At age 53, Urich is too young to live in Solivita, where at least one resident must be a minimum of 55 years old and no one under 18 can live there permanently.

"Well, he can plan his retirement with us!" she said. "He's right on that boomer edge."

How well Urich will play with rock 'n' roll retirees remains to be seen.

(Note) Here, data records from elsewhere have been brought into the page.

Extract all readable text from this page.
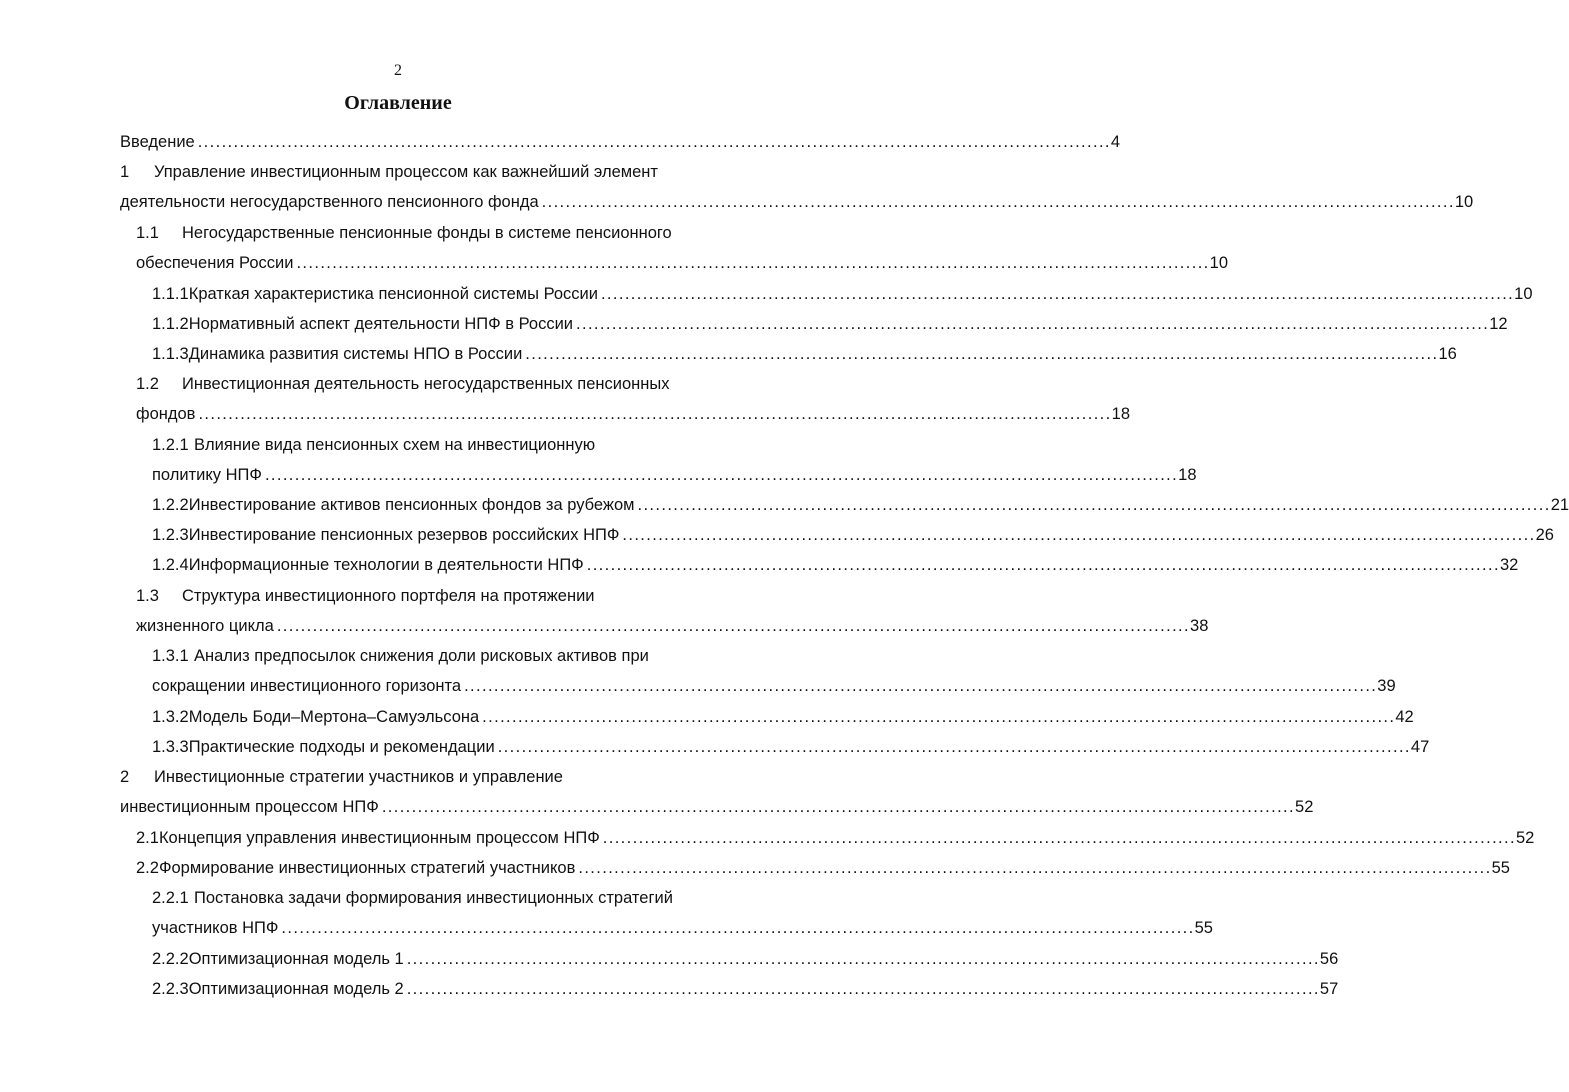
2
Оглавление
Введение . . .	4
1	Управление инвестиционным процессом как важнейший элемент
деятельности негосударственного пенсионного фонда . . .	10
1.1	Негосударственные пенсионные фонды в системе пенсионного
обеспечения России . . .	10
1.1.1 Краткая характеристика пенсионной системы России . . .	10
1.1.2 Нормативный аспект деятельности НПФ в России . . .	12
1.1.3 Динамика развития системы НПО в России . . .	16
1.2	Инвестиционная деятельность негосударственных пенсионных
фондов . . .	18
1.2.1 Влияние вида пенсионных схем на инвестиционную
политику НПФ . . .	18
1.2.2 Инвестирование активов пенсионных фондов за рубежом . . .	21
1.2.3 Инвестирование пенсионных резервов российских НПФ . . .	26
1.2.4 Информационные технологии в деятельности НПФ . . .	32
1.3	Структура инвестиционного портфеля на протяжении
жизненного цикла . . .	38
1.3.1 Анализ предпосылок снижения доли рисковых активов при
сокращении инвестиционного горизонта . . .	39
1.3.2 Модель Боди–Мертона–Самуэльсона . . .	42
1.3.3 Практические подходы и рекомендации . . .	47
2	Инвестиционные стратегии участников и управление
инвестиционным процессом НПФ . . .	52
2.1 Концепция управления инвестиционным процессом НПФ . . .	52
2.2 Формирование инвестиционных стратегий участников . . .	55
2.2.1 Постановка задачи формирования инвестиционных стратегий
участников НПФ . . .	55
2.2.2 Оптимизационная модель 1 . . .	56
2.2.3 Оптимизационная модель 2 . . .	57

Oh, and that name. Well, "sol" is sun, and "vita" is life, and this is Florida, so. . . .

Visiting Solivita

  • What: Solivita, new 55+ active-adult community in Poinciana, eastern Polk County.
  • Where: On Cypress Parkway in Poinciana. From the Tampa Bay area, take I-4 east to Exit 25A and turn onto U.S. 192. Drive 3 miles and turn right just after the Perkins restaurant onto Poinciana Boulevard. Follow it about 12 miles (there are billboards posted every mile to track your mileage) to Pleasant Hill Road. Turn right. Pleasant Hill quickly becomes Cypress Parkway. Follow it through a commercial area and continue west. The entrance to Solivita is ahead on the left.
  • When: Models are open 9 a.m. to 5 p.m. daily.